Lo que se lee en la prensa, la más de las veces es sólo el infortunio de una
humillación concertada, la radicalidad burócrata pasada por “realidad”, el
apunte del escarnio filtrado como boletín de pobreza, seguido de un largo
etcétera, etcétera.
(“No hay, para un periodista, ponzoña peor que el barro fofo donde chapotean
el eufemismo y la corrección política y, sin embargo, ese barro abunda”, nos
advierte Leila Guerriero.)
¿A esto llamamos periodismo? ¿Comunicadores que vienen de afilar sus
instrumentos en los cursos exponenciales de Facebook? ¿Apuntadores
diplomados en un santuario donde los criterios redundan sobre los males como
un placer vergonzable en el hombre, seguidos de sus linchamientos en legión?
Quizá, algo se deja ver en sus negras escamas de herencia instructiva.

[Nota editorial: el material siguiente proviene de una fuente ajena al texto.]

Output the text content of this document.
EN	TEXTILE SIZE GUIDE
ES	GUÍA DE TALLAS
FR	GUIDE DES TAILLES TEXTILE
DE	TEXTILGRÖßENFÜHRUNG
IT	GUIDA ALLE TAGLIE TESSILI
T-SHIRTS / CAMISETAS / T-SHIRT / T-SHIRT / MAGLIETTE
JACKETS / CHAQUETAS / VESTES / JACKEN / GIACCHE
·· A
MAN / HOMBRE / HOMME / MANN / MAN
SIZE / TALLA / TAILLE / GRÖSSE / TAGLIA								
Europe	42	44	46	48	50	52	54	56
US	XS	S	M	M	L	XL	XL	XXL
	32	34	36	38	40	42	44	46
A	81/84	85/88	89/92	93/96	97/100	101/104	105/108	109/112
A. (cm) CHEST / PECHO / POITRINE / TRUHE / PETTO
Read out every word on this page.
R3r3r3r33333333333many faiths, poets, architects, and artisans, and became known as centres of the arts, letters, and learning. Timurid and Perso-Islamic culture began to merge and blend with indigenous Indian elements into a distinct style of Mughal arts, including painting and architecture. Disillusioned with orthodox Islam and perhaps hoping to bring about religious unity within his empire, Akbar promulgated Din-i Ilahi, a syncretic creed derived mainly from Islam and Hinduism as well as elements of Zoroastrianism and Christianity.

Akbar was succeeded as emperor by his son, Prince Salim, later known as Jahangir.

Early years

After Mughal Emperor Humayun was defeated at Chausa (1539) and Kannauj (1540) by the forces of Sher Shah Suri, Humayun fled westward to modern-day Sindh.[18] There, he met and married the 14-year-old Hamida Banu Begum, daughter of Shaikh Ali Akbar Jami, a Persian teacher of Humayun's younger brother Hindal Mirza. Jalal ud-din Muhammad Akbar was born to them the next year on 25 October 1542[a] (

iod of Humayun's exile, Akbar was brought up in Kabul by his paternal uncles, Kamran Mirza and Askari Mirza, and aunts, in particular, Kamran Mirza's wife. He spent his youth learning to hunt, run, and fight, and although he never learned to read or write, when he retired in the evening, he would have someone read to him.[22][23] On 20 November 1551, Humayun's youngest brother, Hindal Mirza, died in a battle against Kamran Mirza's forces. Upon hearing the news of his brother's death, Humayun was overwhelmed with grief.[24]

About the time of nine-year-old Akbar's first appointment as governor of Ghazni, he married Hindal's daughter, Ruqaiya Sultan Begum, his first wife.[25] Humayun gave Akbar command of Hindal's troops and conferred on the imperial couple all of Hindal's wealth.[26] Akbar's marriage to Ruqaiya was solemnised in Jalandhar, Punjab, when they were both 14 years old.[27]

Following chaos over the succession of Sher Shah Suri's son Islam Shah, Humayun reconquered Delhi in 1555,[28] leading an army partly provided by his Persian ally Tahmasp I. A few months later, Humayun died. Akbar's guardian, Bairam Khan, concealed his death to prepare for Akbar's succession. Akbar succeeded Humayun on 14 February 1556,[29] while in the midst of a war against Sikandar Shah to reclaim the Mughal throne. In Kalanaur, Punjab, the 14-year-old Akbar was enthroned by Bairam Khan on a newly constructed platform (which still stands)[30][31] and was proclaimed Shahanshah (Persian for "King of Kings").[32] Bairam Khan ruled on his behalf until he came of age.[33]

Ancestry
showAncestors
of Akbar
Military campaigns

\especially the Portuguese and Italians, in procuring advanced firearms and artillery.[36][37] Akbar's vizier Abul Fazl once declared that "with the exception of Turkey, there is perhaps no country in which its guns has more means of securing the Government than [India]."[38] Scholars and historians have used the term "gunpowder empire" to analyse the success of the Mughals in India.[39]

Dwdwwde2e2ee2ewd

Aquí, en el hablar y escribir con propiedad y juicio literario (con su poética de
champagne y su aterradora, lúdica y lúcida manera de decir), como instaba el
periodista Albert Camus, es donde nuestra vieja generación intelectual,
pletórica de experiencias artísticas y culturales, aprendió que “uno puede tener
razón y ser derrotado, que la fuerza puede destruir el alma, y que a veces el
coraje no obtiene recompensa”.
Lo que se dice o se calla, entiéndalo bien, está sujeto al criterio o interés del
poder que manda. De nosotros dependerá leer lo que no se escribe, oír lo que
no se dice, ver lo que no se muestra…
 Rehacer, en pocas palabras, el periódico
a través de una obstinada lectura crítica.